A. Individuals/data subjects from European Union (EU) and/or European Economic Area (EEA) may contact our:

  • Data Protection Officer using the contact details mentioned below:

    FIRST PRIVACY GmbH (EU/EEA) 

    Postal Address: Konsul-Smidt-Straße 88, 28217 Bremen

    Phone: +49 421 69 66 32-80

    Email: office@first-privacy.com

  • Or Contact us via the GDPR contact form.

B. Individuals/data subjects from India may contact our Grievance Officer using the contact details mentioned below:

  • Mr. Sudheendhra Putty (India)

    Email: Sudheendhra.Putty@cyient.com

  • Postal Address: Plot no. 11, Software Units Layout, Infocity, Madhapur, Hyderabad – 500081, Telangana, India.

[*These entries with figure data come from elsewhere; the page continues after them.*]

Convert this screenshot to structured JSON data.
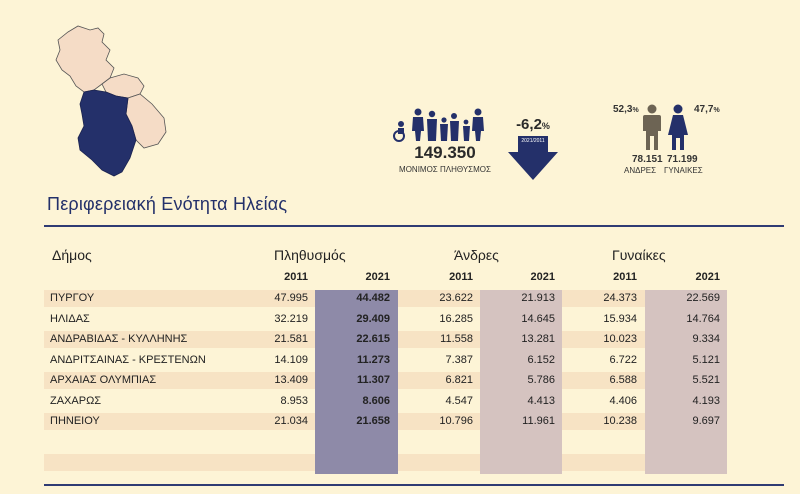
{
  "title": "Περιφερειακή Ενότητα Ηλείας",
  "population": {
    "total": "149.350",
    "caption": "ΜΟΝΙΜΟΣ ΠΛΗΘΥΣΜΟΣ",
    "change_value": "-6,2",
    "change_unit": "%",
    "change_period": "2021/2011"
  },
  "men": {
    "pct": "52,3",
    "pct_unit": "%",
    "count": "78.151",
    "label": "ΑΝΔΡΕΣ"
  },
  "women": {
    "pct": "47,7",
    "pct_unit": "%",
    "count": "71.199",
    "label": "ΓΥΝΑΙΚΕΣ"
  },
  "table": {
    "col_municipality": "Δήμος",
    "group_population": "Πληθυσμός",
    "group_men": "Άνδρες",
    "group_women": "Γυναίκες",
    "years": [
      "2011",
      "2021",
      "2011",
      "2021",
      "2011",
      "2021"
    ],
    "rows": [
      {
        "name": "ΠΥΡΓΟΥ",
        "pop2011": "47.995",
        "pop2021": "44.482",
        "men2011": "23.622",
        "men2021": "21.913",
        "women2011": "24.373",
        "women2021": "22.569"
      },
      {
        "name": "ΗΛΙΔΑΣ",
        "pop2011": "32.219",
        "pop2021": "29.409",
        "men2011": "16.285",
        "men2021": "14.645",
        "women2011": "15.934",
        "women2021": "14.764"
      },
      {
        "name": "ΑΝΔΡΑΒΙΔΑΣ - ΚΥΛΛΗΝΗΣ",
        "pop2011": "21.581",
        "pop2021": "22.615",
        "men2011": "11.558",
        "men2021": "13.281",
        "women2011": "10.023",
        "women2021": "9.334"
      },
      {
        "name": "ΑΝΔΡΙΤΣΑΙΝΑΣ - ΚΡΕΣΤΕΝΩΝ",
        "pop2011": "14.109",
        "pop2021": "11.273",
        "men2011": "7.387",
        "men2021": "6.152",
        "women2011": "6.722",
        "women2021": "5.121"
      },
      {
        "name": "ΑΡΧΑΙΑΣ ΟΛΥΜΠΙΑΣ",
        "pop2011": "13.409",
        "pop2021": "11.307",
        "men2011": "6.821",
        "men2021": "5.786",
        "women2011": "6.588",
        "women2021": "5.521"
      },
      {
        "name": "ΖΑΧΑΡΩΣ",
        "pop2011": "8.953",
        "pop2021": "8.606",
        "men2011": "4.547",
        "men2021": "4.413",
        "women2011": "4.406",
        "women2021": "4.193"
      },
      {
        "name": "ΠΗΝΕΙΟΥ",
        "pop2011": "21.034",
        "pop2021": "21.658",
        "men2011": "10.796",
        "men2021": "11.961",
        "women2011": "10.238",
        "women2021": "9.697"
      }
    ]
  },
  "colors": {
    "background": "#fdf4d6",
    "row_band": "#f7e3c4",
    "pop2021_col": "#8e8aa8",
    "men2021_col": "#d5c3c0",
    "women2021_col": "#d5c3c0",
    "accent": "#23306a",
    "region_fill": "#24306a",
    "map_fill": "#f5dcc6"
  },
  "icons": [
    "map-icon",
    "population-group-icon",
    "down-arrow-icon",
    "man-icon",
    "woman-icon"
  ]
}
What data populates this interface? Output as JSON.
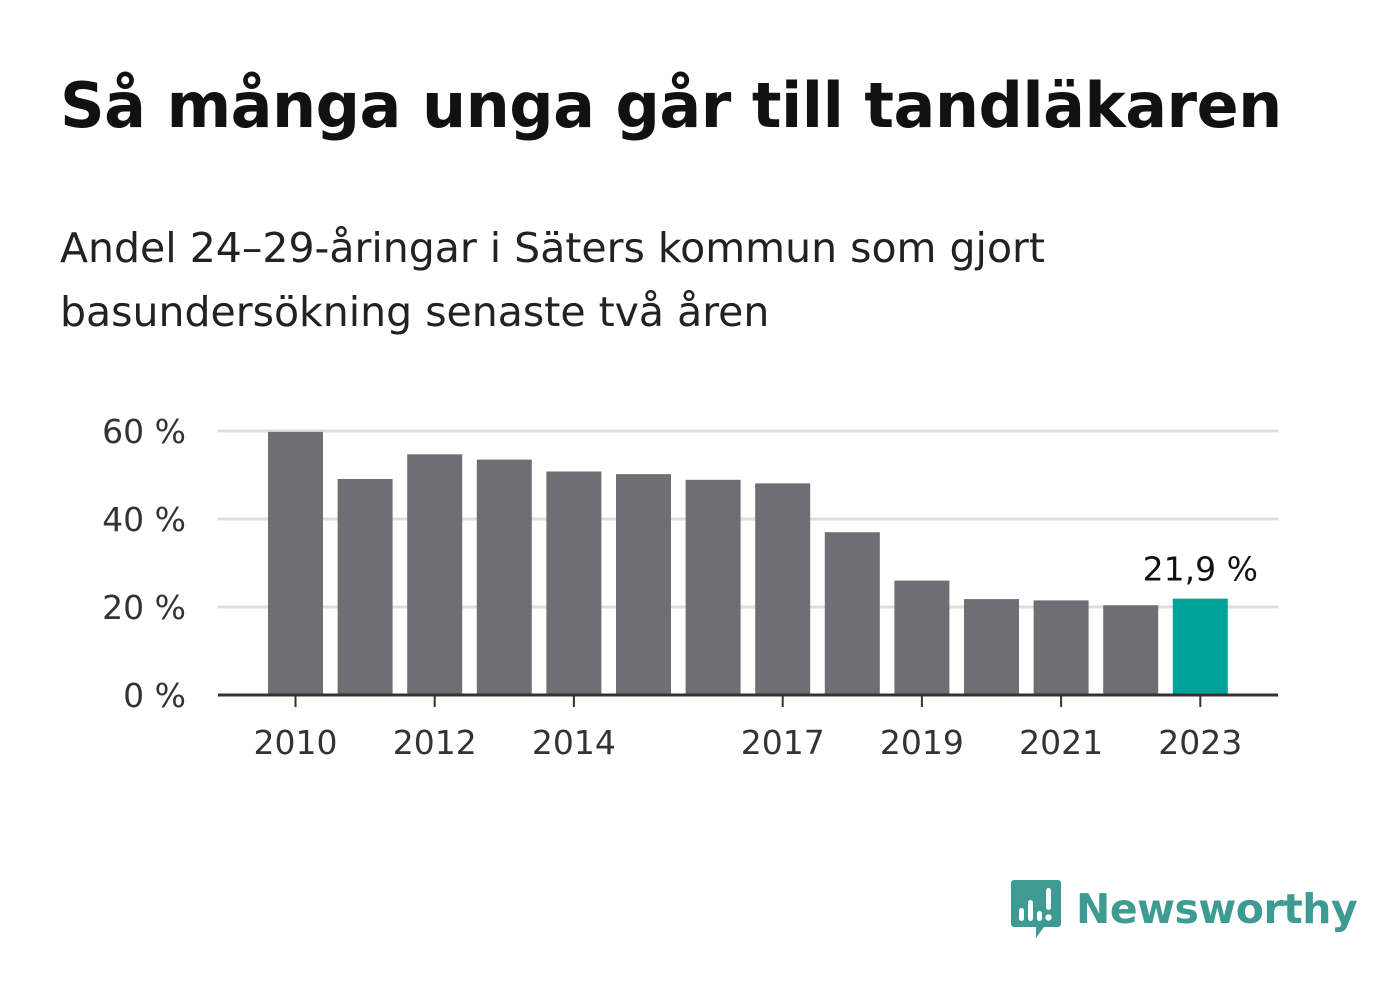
{
  "chart_data": {
    "type": "bar",
    "title": "Så många unga går till tandläkaren",
    "subtitle": "Andel 24–29-åringar i Säters kommun som gjort basundersökning senaste två åren",
    "categories": [
      "2010",
      "2011",
      "2012",
      "2013",
      "2014",
      "2015",
      "2016",
      "2017",
      "2018",
      "2019",
      "2020",
      "2021",
      "2022",
      "2023"
    ],
    "x_tick_labels": [
      "2010",
      "",
      "2012",
      "",
      "2014",
      "",
      "",
      "2017",
      "",
      "2019",
      "",
      "2021",
      "",
      "2023"
    ],
    "values": [
      59.8,
      49.1,
      54.7,
      53.5,
      50.8,
      50.2,
      48.9,
      48.1,
      37.0,
      26.0,
      21.8,
      21.5,
      20.4,
      21.9
    ],
    "y_ticks": [
      0,
      20,
      40,
      60
    ],
    "y_tick_labels": [
      "0 %",
      "20 %",
      "40 %",
      "60 %"
    ],
    "ylim": [
      0,
      60
    ],
    "grid": true,
    "highlight_index": 13,
    "highlight_label": "21,9 %",
    "colors": {
      "bar": "#6f6e74",
      "highlight": "#00a39a",
      "grid": "#dddddd",
      "axis": "#333333"
    }
  },
  "logo": {
    "text": "Newsworthy",
    "color": "#3e9b93",
    "icon": "bar-chart-speech-bubble-icon"
  }
}
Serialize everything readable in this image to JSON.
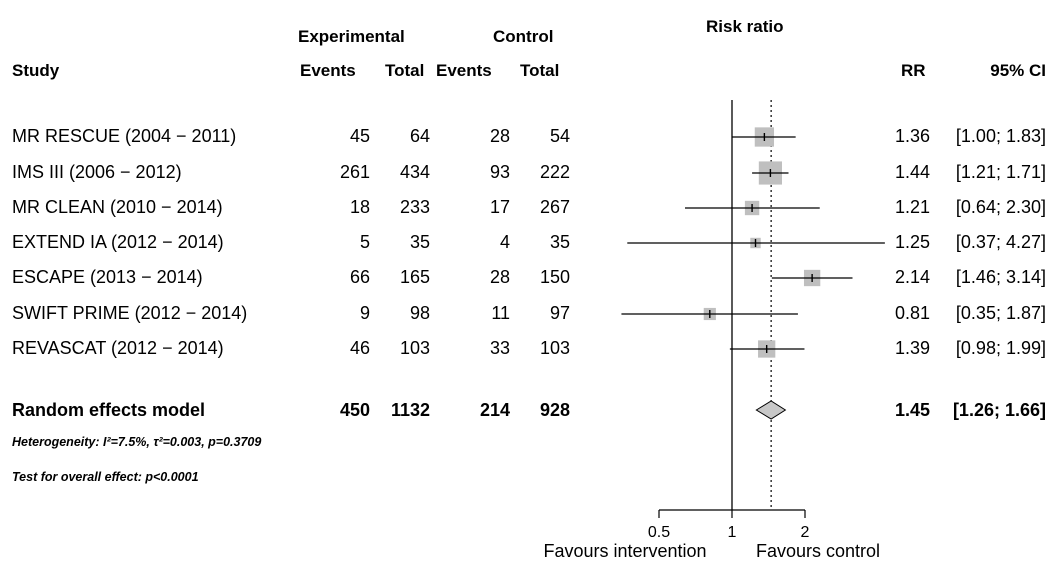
{
  "header": {
    "experimental": "Experimental",
    "control": "Control",
    "risk_ratio": "Risk ratio",
    "study": "Study",
    "events": "Events",
    "total": "Total",
    "rr": "RR",
    "ci": "95% CI"
  },
  "studies": [
    {
      "name": "MR RESCUE (2004 − 2011)",
      "exp_events": "45",
      "exp_total": "64",
      "ctl_events": "28",
      "ctl_total": "54",
      "rr": "1.36",
      "ci": "[1.00; 1.83]"
    },
    {
      "name": "IMS III (2006 − 2012)",
      "exp_events": "261",
      "exp_total": "434",
      "ctl_events": "93",
      "ctl_total": "222",
      "rr": "1.44",
      "ci": "[1.21; 1.71]"
    },
    {
      "name": "MR CLEAN (2010 − 2014)",
      "exp_events": "18",
      "exp_total": "233",
      "ctl_events": "17",
      "ctl_total": "267",
      "rr": "1.21",
      "ci": "[0.64; 2.30]"
    },
    {
      "name": "EXTEND IA (2012 − 2014)",
      "exp_events": "5",
      "exp_total": "35",
      "ctl_events": "4",
      "ctl_total": "35",
      "rr": "1.25",
      "ci": "[0.37; 4.27]"
    },
    {
      "name": "ESCAPE (2013 − 2014)",
      "exp_events": "66",
      "exp_total": "165",
      "ctl_events": "28",
      "ctl_total": "150",
      "rr": "2.14",
      "ci": "[1.46; 3.14]"
    },
    {
      "name": "SWIFT PRIME (2012 − 2014)",
      "exp_events": "9",
      "exp_total": "98",
      "ctl_events": "11",
      "ctl_total": "97",
      "rr": "0.81",
      "ci": "[0.35; 1.87]"
    },
    {
      "name": "REVASCAT (2012 − 2014)",
      "exp_events": "46",
      "exp_total": "103",
      "ctl_events": "33",
      "ctl_total": "103",
      "rr": "1.39",
      "ci": "[0.98; 1.99]"
    }
  ],
  "summary": {
    "name": "Random effects model",
    "exp_events": "450",
    "exp_total": "1132",
    "ctl_events": "214",
    "ctl_total": "928",
    "rr": "1.45",
    "ci": "[1.26; 1.66]"
  },
  "footnotes": {
    "heterogeneity": "Heterogeneity: I²=7.5%, τ²=0.003, p=0.3709",
    "overall": "Test for overall effect:  p<0.0001"
  },
  "axis": {
    "favours_left": "Favours intervention",
    "favours_right": "Favours control"
  },
  "colors": {
    "box": "#bfbfbf",
    "diamond": "#c8c8c8"
  },
  "chart_data": {
    "type": "forest",
    "title": "Risk ratio",
    "x_scale": "log",
    "reference_line": 1,
    "summary_line": 1.45,
    "xticks": [
      0.5,
      1,
      2
    ],
    "xtick_labels": [
      "0.5",
      "1",
      "2"
    ],
    "studies": [
      {
        "rr": 1.36,
        "lo": 1.0,
        "hi": 1.83,
        "weight": 0.22
      },
      {
        "rr": 1.44,
        "lo": 1.21,
        "hi": 1.71,
        "weight": 0.4
      },
      {
        "rr": 1.21,
        "lo": 0.64,
        "hi": 2.3,
        "weight": 0.07
      },
      {
        "rr": 1.25,
        "lo": 0.37,
        "hi": 4.27,
        "weight": 0.01
      },
      {
        "rr": 2.14,
        "lo": 1.46,
        "hi": 3.14,
        "weight": 0.12
      },
      {
        "rr": 0.81,
        "lo": 0.35,
        "hi": 1.87,
        "weight": 0.03
      },
      {
        "rr": 1.39,
        "lo": 0.98,
        "hi": 1.99,
        "weight": 0.15
      }
    ],
    "summary": {
      "rr": 1.45,
      "lo": 1.26,
      "hi": 1.66
    }
  }
}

C. Individuals/data subjects from USA and Canada may contact our Privacy Officer using the contact details mentioned below:

D. Individuals/data subjects from other regions may contact us via this contact form on our website.

If you consider that your data is not being processed in compliance with the law, you can also contact the relevant data protection supervisory authority using the following links:

o European Union

o The United Kingdom

o Australia

o Canada

17. Changes to this Policy

We reserve the right to update or modify this policy at any time to reflect changes in law or updates to our privacy practices. When we make changes to this policy, we will revise the “Updated” date at the top of this page.